The first solo
tour from Destiny's Child frontwoman Beyonce isn't really a solo tour at all.
Rather, the Ladies First Tour, launched in Fort Lauderdale on Friday night,
is a lumbering triple bill co-starring singer-songwriter Alicia Keys and hip-hop
goddess Missy Elliott (with negligible opener Tamia) -- all of whom performed
separate sets over a drawn-out evening that never quite fulfilled its musical
promise.
While the night did occasionally live up to the pretour hype about feminist
empowerment, the message was mostly lost amid a rash of expletives, product
plugs, deafening audio and interminable set changes that dragged the thing
long past midnight.
All that would have been fine if that's what the audience had signed up for.

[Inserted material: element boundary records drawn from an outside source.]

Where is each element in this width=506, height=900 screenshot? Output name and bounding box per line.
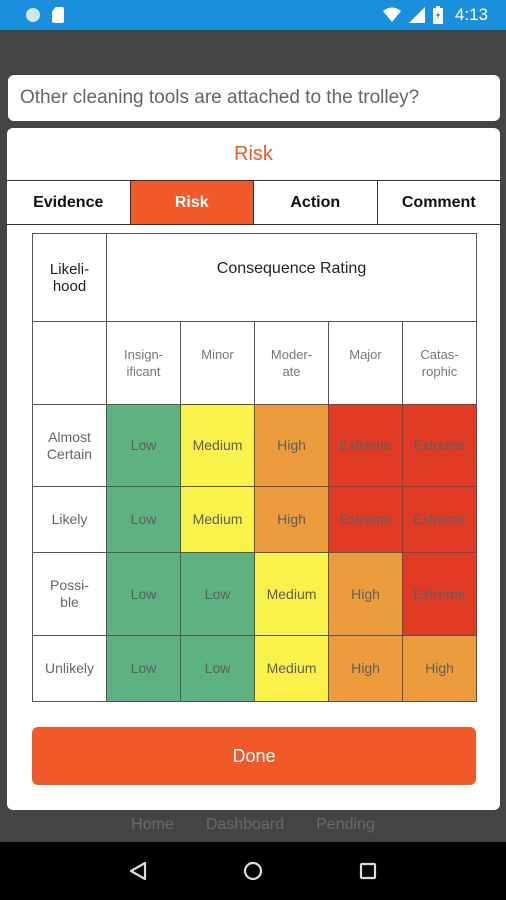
dialog-tabs: Evidence Risk Action Comment [7,180,500,225]
likelihood-header: Likeli- hood [32,233,107,322]
row-label: Likely [32,486,107,553]
column-header: Minor [180,321,255,405]
navigation-bar [0,842,506,900]
risk-cell[interactable]: Medium [254,552,329,636]
risk-cell[interactable]: Low [106,486,181,553]
matrix-row: Unlikely Low Low Medium High High [32,635,477,702]
background-tab-bar: Home Dashboard Pending [0,808,506,842]
risk-cell[interactable]: Extreme [328,486,403,553]
risk-cell[interactable]: Low [106,552,181,636]
likelihood-header-label: Likeli- hood [49,260,90,295]
risk-cell[interactable]: Low [106,404,181,487]
sd-card-icon [52,7,64,23]
done-button[interactable]: Done [32,727,476,785]
risk-cell[interactable]: Low [106,635,181,702]
column-header: Major [328,321,403,405]
row-label: Possi- ble [32,552,107,636]
notification-dot-icon [26,8,40,22]
dialog-title: Risk [234,142,273,165]
home-circle-icon [243,861,263,881]
risk-cell[interactable]: Extreme [402,486,477,553]
row-label-text: Likely [51,511,88,527]
row-label-text: Unlikely [44,660,94,676]
row-label-text: Almost Certain [46,428,93,462]
consequence-header: Consequence Rating [106,233,477,322]
row-label-text: Possi- ble [50,577,89,610]
back-button[interactable] [118,851,158,891]
risk-cell[interactable]: Extreme [328,404,403,487]
risk-cell[interactable]: Medium [254,635,329,702]
risk-cell[interactable]: High [402,635,477,702]
signal-icon [408,7,425,23]
risk-cell[interactable]: Medium [180,486,255,553]
row-label: Unlikely [32,635,107,702]
risk-cell[interactable]: High [328,635,403,702]
background-tab-pending: Pending [316,816,375,833]
column-header-label: Moder- ate [270,347,313,379]
row-label: Almost Certain [32,404,107,487]
column-header: Catas- rophic [402,321,477,405]
tab-comment[interactable]: Comment [401,193,476,211]
home-button[interactable] [233,851,273,891]
risk-cell[interactable]: High [328,552,403,636]
risk-matrix: Likeli- hood Consequence Rating Insign- … [32,233,477,702]
matrix-row: Likely Low Medium High Extreme Extreme [32,486,477,553]
column-header-label: Insign- ificant [123,347,164,379]
question-text: Other cleaning tools are attached to the… [8,75,500,121]
matrix-row: Possi- ble Low Low Medium High Extreme [32,552,477,636]
risk-cell[interactable]: High [254,404,329,487]
risk-cell[interactable]: Extreme [402,552,477,636]
risk-cell[interactable]: Low [180,635,255,702]
wifi-icon [382,7,401,22]
status-time: 4:13 [454,5,488,24]
matrix-row: Almost Certain Low Medium High Extreme E… [32,404,477,487]
tab-evidence[interactable]: Evidence [7,181,131,224]
column-header-label: Catas- rophic [420,347,459,379]
column-header-label: Major [349,347,382,362]
column-header-label: Minor [201,347,234,362]
tab-risk[interactable]: Risk [130,181,254,224]
empty-corner-cell [32,321,107,405]
risk-cell[interactable]: High [254,486,329,553]
status-bar: 4:13 [0,0,506,30]
back-triangle-icon [129,861,146,881]
tab-action[interactable]: Action [254,181,378,224]
recents-square-icon [360,862,377,880]
column-header: Moder- ate [254,321,329,405]
column-header: Insign- ificant [106,321,181,405]
risk-cell[interactable]: Low [180,552,255,636]
battery-icon [432,6,443,24]
risk-cell[interactable]: Extreme [402,404,477,487]
background-tab-dashboard: Dashboard [205,816,285,833]
risk-cell[interactable]: Medium [180,404,255,487]
recents-button[interactable] [348,851,388,891]
background-tab-home: Home [131,816,174,833]
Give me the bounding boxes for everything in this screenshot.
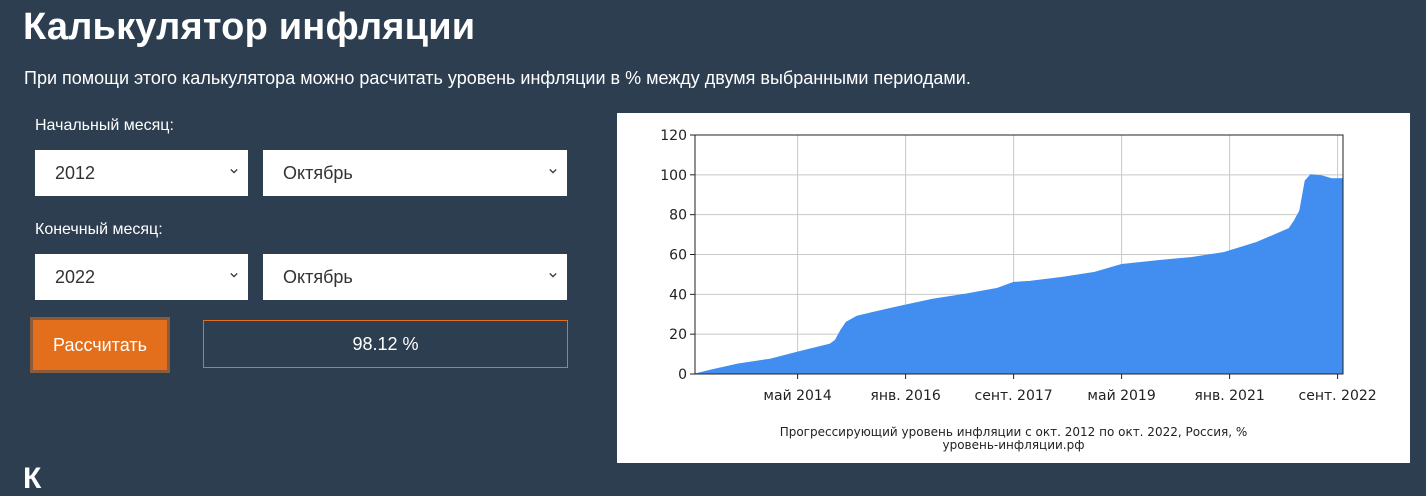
chart-caption-line1: Прогрессирующий уровень инфляции с окт. … <box>779 425 1248 439</box>
y-tick-label: 80 <box>669 208 687 224</box>
inflation-chart-svg: 0 20 40 60 80 100 120 май 2014 янв. 2016 сент. 20… <box>660 128 1377 404</box>
chevron-down-icon <box>230 168 238 174</box>
result-output: 98.12 % <box>203 320 568 368</box>
x-tick-label: янв. 2016 <box>870 388 940 404</box>
chart-caption: Прогрессирующий уровень инфляции с окт. … <box>617 426 1410 452</box>
start-month-label: Начальный месяц: <box>35 117 174 134</box>
x-tick-label: май 2019 <box>1087 388 1155 404</box>
y-tick-label: 100 <box>660 168 687 184</box>
chart-caption-line2: уровень-инфляции.рф <box>942 438 1085 452</box>
inflation-chart: 0 20 40 60 80 100 120 май 2014 янв. 2016 сент. 20… <box>617 113 1410 463</box>
y-tick-label: 20 <box>669 327 687 343</box>
chevron-down-icon <box>549 272 557 278</box>
inflation-area <box>694 174 1344 375</box>
start-month-value: Октябрь <box>283 162 353 183</box>
x-tick-label: сент. 2022 <box>1299 388 1377 404</box>
y-tick-label: 0 <box>678 367 687 383</box>
start-year-value: 2012 <box>55 162 96 183</box>
x-tick-label: май 2014 <box>763 388 831 404</box>
page-title: Калькулятор инфляции <box>23 6 476 48</box>
chevron-down-icon <box>549 168 557 174</box>
calculate-button[interactable]: Рассчитать <box>30 317 170 373</box>
x-tick-label: сент. 2017 <box>975 388 1053 404</box>
chevron-down-icon <box>230 272 238 278</box>
y-tick-label: 120 <box>660 128 687 144</box>
page-subtitle: При помощи этого калькулятора можно расч… <box>24 68 971 88</box>
end-month-value: Октябрь <box>283 266 353 287</box>
start-year-select[interactable]: 2012 <box>35 150 248 196</box>
next-section-heading: К <box>23 462 42 495</box>
end-month-select[interactable]: Октябрь <box>263 254 567 300</box>
x-tick-label: янв. 2021 <box>1194 388 1264 404</box>
end-month-label: Конечный месяц: <box>35 221 163 238</box>
end-year-select[interactable]: 2022 <box>35 254 248 300</box>
y-tick-label: 40 <box>669 287 687 303</box>
end-year-value: 2022 <box>55 266 96 287</box>
start-month-select[interactable]: Октябрь <box>263 150 567 196</box>
y-tick-label: 60 <box>669 248 687 264</box>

But considering the many very young children on hand to see their pop princess
Beyonce, it's doubtful they (or their weary parents) were anticipating a five-hour-plus
marathon spiced by some very adult material.
Entering to chants of "where's the real bitch?" concert rookie Elliott
ultimately proved the most inventive performer of the evening, as she often
does, with her lightning-speed costume changes and rapid-fire dance troupe.
Her amped-up versions of "Work It," "Get Ur Freak On"
and other signature riffs proved the usual humorous, style-setting tour de
force -- even if it did play more like video performance art than anything
resembling music. After addressing her fans as "motherf**s," she
slipped in a promo for Janet Jackson's new record and was gone in a flash.
Of course, Elliott has no business on a PG-pop bill that is sure to attract
young kids, but tour promoter Clear Channel, lately intent on cleaning up
radio, doesn't apply its new standards to the road, particularly when the
broadening of box office appeal is needed.
In stark contrast were the elegant songs of Keys -- a performer who continues
to set herself apart with her knack for cooking up languid numbers evoking
1930s Harlem and such 1970s icons as Stevie Wonder.
Not content to stay behind her grand piano, Keys broke form by gamely leading
a few dance numbers and conducting a mock orchestra. Although her set ultimately
lasted too long, such songs as "Rock Wit U," "A Woman's Worth"
and her megahit "Fallin"' were all beautifully executed and greeted
with rapturous ovations.
Beyonce also draws inspiration from many great old R&B classics, but her
over-reliance on sampling, freak dancing and meandering riffs that never bloom
into full-fledged melodies has grown tiresome and is beginning to detract
from all that is good.
With her auburn hair, gold bikini top and gyrating fringed skirt, she was
something of a whirling Tina Turner-meets-Charo incarnation, and like Turner,
she really does have the vocal chops and choreography to go with it. But her
songs, among them "Baby Boy," "Jumpin', Jumpin' " and
"Survivor," were so brutally battered by a bass-heavy audio barrage,
just about everything she did was unintelligible. Pop stars who can really
sing don't need this kind of ear-splitting nonsense.
Not that it really mattered. Ladies First is less a musical tour than it is
an event to cross promote causes and products like cosmetics, Jay-Z, cell
phones and track suits. On that note, the evening more than delivered.